Post de Flávio no fórum "Bate-Papo da Torcida" do Meu Timão
Flávio Vieira
Os grandes talentos do passado vieram dos jogos no terrão, no campinho do final da rua onde o travessão caia na cabeça do goleiro, no campinho no asfalto onde os gols eram de chinelos e o jogo parava pros carros passarem, daquele concreto puro que chamávamos de quadra, daqueles gramados cheio de cupinzeiros e os quero queros dando rasantes e protegendo os filhotes, de jogar bola até a mãe te buscar com a havaianas na mão, da tampa do dedão que não sarava nunca, dos jogos épicos valendo uma coca cola, dos históricos jogos 'clássicos' entre as ruas do bairro, enfim, tudo isso praticamente acabou, e junto, acabou a soberania do brasileiro no futebol.
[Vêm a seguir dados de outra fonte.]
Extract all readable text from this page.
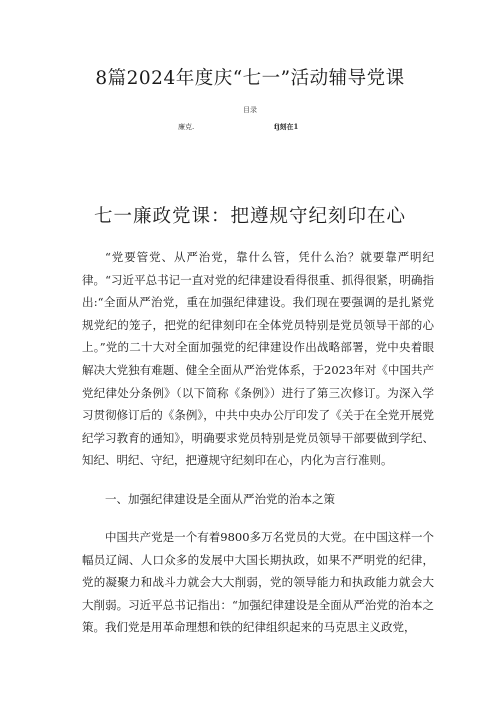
8篇2024年度庆“七一”活动辅导党课
目录
廉克.	fj刻在1
七一廉政党课：把遵规守纪刻印在心

“党要管党、从严治党，靠什么管，凭什么治？就要靠严明纪律。“习近平总书记一直对党的纪律建设看得很重、抓得很紧，明确指出:“全面从严治党，重在加强纪律建设。我们现在要强调的是扎紧党规党纪的笼子，把党的纪律刻印在全体党员特别是党员领导干部的心上。”党的二十大对全面加强党的纪律建设作出战略部署，党中央着眼解决大党独有难题、健全全面从严治党体系，于2023年对《中国共产党纪律处分条例》（以下简称《条例》）进行了第三次修订。为深入学习贯彻修订后的《条例》，中共中央办公厅印发了《关于在全党开展党纪学习教育的通知》，明确要求党员特别是党员领导干部要做到学纪、知纪、明纪、守纪，把遵规守纪刻印在心，内化为言行准则。

一、加强纪律建设是全面从严治党的治本之策

中国共产党是一个有着9800多万名党员的大党。在中国这样一个幅员辽阔、人口众多的发展中大国长期执政，如果不严明党的纪律，党的凝聚力和战斗力就会大大削弱，党的领导能力和执政能力就会大大削弱。习近平总书记指出：“加强纪律建设是全面从严治党的治本之策。我们党是用革命理想和铁的纪律组织起来的马克思主义政党，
Hoje o futebol é a cara do tal de Raphinha, aquele da necessaire cheia de creminhos (muita frescura, muito mimimi e zero futebol de verdade).
Em resposta ao tópico: "Ruas, campinho de terra, terrenos baldio eram a melhor fabrica de jogadores"
Quem aí é um pouquinho mais antigo lembra dos olheiros que iam à várzea tentar descobrir jovens promessas e encontravam diversos jogadores?
Quem aí se lembra do sonho de passar na peneira da Portuguesa? A malícia da rua era outra, e a vontade de ganhar uma simples Tubaína era imensa. Até pelada rolava; os tiozinhos paravam para ver os jogos de crianças e adolescentes.
Hoje, só há jogador mimado de condomínio. O resultado é esse aí: o diferencial que o brasileiro tinha acabou. Nunca mais o Brasil vai ter os talentos que já teve. E, só para lembrar, até o fim da década de 1990, o futebol brasileiro era o mais gostoso de assistir.
Quem viu, viu! Quem não viu, vai ver Neymar, Vini Jr. E companhia.
E digo sem medo de errar: qualquer jogador mediano dos anos 1990 se equipara ou é melhor do que os jogadores atuais do Brasil.